Connolly leaves AFTRA to lead Equity
EmptyJohn Connolly, the top elected and quite visible leader of AFTRA for the past six years, will move to Actors' Equity, assuming its top staff post as national executive director, effective March 19.
Connolly will be replaced as AFTRA president by radio personality Bob Edwards, previously first national vp at the 70,000-member union.
At Equity, Connolly replaces the long-serving Alan Eisenberg at the organization, which represents about 45,000 stage actors and stage managers. Eisenberg announced he would leave in August after 25 years and was to be replaced by Equity president Patrick Quinn, who died from a massive coronary in September before he could take over as exec director.
"(Connolly) is highly respected in the acting community and is a strong trade unionist," Equity president Mark Zimmerman said. "John has extensive experience as a consensus builder and policy leader in the entertainment business, making him uniquely qualified."
Connolly, first elected as national president of AFTRA in 2001, said he was "humbled by the confidence and responsibility bestowed upon me" by Equity's national council. He will be based in New York and plans to look for a Manhattan residence soon, while also maintaining a house in Los Angeles.
"The energy and passion John demonstrated as AFTRA national president on behalf of actors, recording artists, journalists and broadcasters (and) his commitment to the principles of organized labor will serve him well in his new role," AFTRA national exec director Kim Roberts Hegpeth said.
An Equity member since 1973, Connolly has stage, film and TV credits. His 200 stage credits include the Broadway production of "Big River," he has guest-starred in the TV series "The West Wing" and "Crossing Jordan," and his feature work has included leading roles in "When the Bough Breaks" and other films.
Edwards, the longtime host of National Public Radio's "Morning Edition," hosts "The Bob Edwards Show" on XM Satellite Radio. He has received an AFTRA media and entertainment excellence award.
"John and I are probably opposites," Edwards said. "I'm very calm and laid back, and John gets very passionate sometimes.
"But that's just our personality styles, and both of us aim for consensus and want to do what's best for the membership," he added. "I came in the same day he did (in 2001), and our leadership is very united. I'm not saying we think with one mind, but we are interesting in speaking together and acting together."
Media consolidation and runaway production are just two of the challenges that face AFTRA membership and its leaders.
AFTRA's national board will meet in April to vote on Edwards confirmation to fill Connolly's unexpired term as president, which runs through July, when a president for the next two years will be elected at the organization's annual convention in Philadelphia.
The turnover at the top of the organization comes as AFTRA leadership prepares for talks for a new network code, the collective bargaining agreement for all television work except primetime.

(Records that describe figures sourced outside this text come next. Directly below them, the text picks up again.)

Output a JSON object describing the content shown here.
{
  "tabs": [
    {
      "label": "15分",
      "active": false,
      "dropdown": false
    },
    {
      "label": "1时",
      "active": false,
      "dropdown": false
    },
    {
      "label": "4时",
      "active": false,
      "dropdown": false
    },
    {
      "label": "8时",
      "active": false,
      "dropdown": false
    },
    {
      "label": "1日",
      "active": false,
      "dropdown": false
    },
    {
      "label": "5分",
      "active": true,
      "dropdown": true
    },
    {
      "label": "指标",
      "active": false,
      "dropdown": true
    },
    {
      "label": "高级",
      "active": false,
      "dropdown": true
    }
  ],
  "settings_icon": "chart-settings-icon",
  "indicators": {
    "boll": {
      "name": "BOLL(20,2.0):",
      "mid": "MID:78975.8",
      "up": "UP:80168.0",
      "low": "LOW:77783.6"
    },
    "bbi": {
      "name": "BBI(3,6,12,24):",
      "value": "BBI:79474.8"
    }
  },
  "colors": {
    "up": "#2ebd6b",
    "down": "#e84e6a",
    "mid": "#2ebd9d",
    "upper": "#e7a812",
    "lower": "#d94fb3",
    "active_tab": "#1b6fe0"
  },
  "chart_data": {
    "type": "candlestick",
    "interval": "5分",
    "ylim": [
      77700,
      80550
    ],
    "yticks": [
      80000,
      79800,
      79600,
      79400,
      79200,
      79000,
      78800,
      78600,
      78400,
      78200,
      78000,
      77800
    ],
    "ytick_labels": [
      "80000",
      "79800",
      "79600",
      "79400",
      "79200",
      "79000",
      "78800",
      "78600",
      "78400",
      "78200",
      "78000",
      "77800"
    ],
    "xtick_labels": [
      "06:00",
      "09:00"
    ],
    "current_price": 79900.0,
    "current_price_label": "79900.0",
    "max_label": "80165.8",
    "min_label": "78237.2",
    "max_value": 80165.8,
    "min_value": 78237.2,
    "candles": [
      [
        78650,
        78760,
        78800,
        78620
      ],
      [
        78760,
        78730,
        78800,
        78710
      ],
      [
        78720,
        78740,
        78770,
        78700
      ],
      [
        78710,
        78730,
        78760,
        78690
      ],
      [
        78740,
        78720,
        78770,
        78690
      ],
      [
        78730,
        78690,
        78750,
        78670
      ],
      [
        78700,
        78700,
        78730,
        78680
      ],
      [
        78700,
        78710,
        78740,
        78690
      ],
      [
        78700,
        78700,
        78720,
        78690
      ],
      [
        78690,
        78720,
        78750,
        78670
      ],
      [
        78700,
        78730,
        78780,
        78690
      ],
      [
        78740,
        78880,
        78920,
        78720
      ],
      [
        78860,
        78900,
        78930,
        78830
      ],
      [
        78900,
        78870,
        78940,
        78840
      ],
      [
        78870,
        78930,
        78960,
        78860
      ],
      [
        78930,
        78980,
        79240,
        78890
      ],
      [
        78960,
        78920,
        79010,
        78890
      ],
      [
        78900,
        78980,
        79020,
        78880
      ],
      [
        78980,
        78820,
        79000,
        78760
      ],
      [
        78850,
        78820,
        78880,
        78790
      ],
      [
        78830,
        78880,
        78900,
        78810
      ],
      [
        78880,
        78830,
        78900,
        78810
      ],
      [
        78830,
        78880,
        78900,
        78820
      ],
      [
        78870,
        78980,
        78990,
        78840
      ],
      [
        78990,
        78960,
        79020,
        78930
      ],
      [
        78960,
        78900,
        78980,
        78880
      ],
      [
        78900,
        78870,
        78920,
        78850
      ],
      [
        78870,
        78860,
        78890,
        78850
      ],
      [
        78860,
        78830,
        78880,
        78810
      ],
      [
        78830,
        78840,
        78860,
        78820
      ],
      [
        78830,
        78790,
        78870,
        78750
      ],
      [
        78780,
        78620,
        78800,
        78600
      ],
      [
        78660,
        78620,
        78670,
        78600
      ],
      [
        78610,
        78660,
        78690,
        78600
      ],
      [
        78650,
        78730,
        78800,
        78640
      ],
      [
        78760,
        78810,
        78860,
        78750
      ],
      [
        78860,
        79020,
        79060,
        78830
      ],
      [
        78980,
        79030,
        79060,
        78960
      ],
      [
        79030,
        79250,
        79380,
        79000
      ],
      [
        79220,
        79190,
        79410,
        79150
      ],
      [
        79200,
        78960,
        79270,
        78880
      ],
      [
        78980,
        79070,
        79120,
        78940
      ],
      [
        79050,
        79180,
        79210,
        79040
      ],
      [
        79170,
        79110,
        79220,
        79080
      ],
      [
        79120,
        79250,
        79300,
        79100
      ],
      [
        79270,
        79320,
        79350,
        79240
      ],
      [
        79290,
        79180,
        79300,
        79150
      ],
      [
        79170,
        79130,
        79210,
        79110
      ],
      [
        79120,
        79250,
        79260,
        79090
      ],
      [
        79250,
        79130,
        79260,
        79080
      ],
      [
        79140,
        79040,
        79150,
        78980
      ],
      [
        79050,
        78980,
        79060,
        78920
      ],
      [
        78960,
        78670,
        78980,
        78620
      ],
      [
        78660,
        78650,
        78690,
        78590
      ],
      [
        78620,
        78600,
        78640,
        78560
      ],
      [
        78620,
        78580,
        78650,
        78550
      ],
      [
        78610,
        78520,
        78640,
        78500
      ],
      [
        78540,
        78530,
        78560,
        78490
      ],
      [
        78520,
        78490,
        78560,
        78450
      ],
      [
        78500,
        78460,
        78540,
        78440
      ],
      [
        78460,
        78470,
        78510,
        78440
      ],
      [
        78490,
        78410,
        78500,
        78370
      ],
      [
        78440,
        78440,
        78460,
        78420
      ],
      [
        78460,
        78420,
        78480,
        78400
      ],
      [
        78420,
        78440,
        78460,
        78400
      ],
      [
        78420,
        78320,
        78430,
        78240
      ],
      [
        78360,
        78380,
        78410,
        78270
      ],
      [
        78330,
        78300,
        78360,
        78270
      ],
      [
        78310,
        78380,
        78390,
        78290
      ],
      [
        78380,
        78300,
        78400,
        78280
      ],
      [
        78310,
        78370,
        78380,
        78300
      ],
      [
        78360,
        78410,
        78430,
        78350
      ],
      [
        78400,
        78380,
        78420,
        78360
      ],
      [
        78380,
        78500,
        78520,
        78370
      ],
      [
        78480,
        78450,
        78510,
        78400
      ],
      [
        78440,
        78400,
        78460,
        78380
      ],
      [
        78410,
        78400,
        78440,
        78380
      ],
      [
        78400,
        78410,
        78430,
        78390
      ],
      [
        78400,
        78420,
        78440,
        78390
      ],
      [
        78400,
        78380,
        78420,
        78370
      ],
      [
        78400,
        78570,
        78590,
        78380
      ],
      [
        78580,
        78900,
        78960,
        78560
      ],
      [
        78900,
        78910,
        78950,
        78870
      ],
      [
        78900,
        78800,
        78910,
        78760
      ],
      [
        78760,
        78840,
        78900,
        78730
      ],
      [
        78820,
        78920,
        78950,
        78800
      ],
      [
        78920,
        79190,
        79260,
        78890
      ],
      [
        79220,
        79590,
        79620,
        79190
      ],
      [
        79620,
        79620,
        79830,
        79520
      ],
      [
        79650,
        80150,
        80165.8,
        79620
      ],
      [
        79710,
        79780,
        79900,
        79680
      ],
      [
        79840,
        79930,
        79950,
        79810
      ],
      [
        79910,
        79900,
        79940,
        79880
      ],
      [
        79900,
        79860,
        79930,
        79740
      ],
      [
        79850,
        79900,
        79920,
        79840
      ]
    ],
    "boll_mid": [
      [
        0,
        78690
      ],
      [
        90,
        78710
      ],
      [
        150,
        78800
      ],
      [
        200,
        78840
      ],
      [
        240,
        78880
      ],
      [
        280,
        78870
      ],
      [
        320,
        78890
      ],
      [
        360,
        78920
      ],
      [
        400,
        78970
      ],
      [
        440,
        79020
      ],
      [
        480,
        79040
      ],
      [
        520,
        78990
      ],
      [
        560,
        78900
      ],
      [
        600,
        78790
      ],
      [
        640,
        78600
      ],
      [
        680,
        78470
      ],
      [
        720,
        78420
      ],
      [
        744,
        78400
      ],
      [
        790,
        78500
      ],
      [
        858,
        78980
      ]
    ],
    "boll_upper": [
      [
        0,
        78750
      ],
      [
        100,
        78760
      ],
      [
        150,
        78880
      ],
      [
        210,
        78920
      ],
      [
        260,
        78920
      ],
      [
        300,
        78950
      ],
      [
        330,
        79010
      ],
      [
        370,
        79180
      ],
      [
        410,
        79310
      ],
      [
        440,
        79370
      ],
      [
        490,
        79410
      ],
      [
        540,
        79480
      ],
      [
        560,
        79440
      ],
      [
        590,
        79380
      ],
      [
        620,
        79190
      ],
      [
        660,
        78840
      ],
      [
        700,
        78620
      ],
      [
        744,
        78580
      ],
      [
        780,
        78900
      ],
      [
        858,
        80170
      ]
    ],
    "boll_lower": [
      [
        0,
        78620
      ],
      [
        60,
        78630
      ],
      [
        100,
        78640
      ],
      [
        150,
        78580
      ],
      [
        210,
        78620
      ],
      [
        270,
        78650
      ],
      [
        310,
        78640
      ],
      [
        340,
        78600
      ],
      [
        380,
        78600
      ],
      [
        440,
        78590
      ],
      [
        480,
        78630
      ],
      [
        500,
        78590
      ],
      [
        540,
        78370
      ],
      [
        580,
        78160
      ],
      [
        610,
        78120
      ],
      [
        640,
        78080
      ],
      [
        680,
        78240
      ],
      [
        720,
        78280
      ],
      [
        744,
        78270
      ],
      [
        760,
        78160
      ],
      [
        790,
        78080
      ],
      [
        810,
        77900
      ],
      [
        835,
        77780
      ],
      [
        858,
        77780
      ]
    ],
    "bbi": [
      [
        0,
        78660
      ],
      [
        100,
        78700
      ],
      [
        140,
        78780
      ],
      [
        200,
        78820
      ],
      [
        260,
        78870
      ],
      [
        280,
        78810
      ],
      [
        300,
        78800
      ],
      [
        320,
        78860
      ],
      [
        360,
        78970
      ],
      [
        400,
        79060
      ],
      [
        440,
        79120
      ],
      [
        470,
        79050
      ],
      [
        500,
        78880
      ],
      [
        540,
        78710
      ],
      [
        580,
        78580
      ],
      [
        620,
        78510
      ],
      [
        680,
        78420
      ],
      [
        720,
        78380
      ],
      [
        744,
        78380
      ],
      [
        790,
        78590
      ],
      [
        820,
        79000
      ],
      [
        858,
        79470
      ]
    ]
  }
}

That expires Nov. 15, but talks are expected to commence long before then.
In 2008, representatives of SAG and AFTRA will engage with the Alliance of Motion Picture & Television Producers in negotiations for a new film and TV contract covering movie and primetime actors.
Connolly said he is confident Edwards and AFTRA will navigate the busy period successfully.
"Both the elected leadership and the extraordinary staff of AFTRA has a capacity (that) goes way beyond anything that I provide," he said. "I am not indispensable."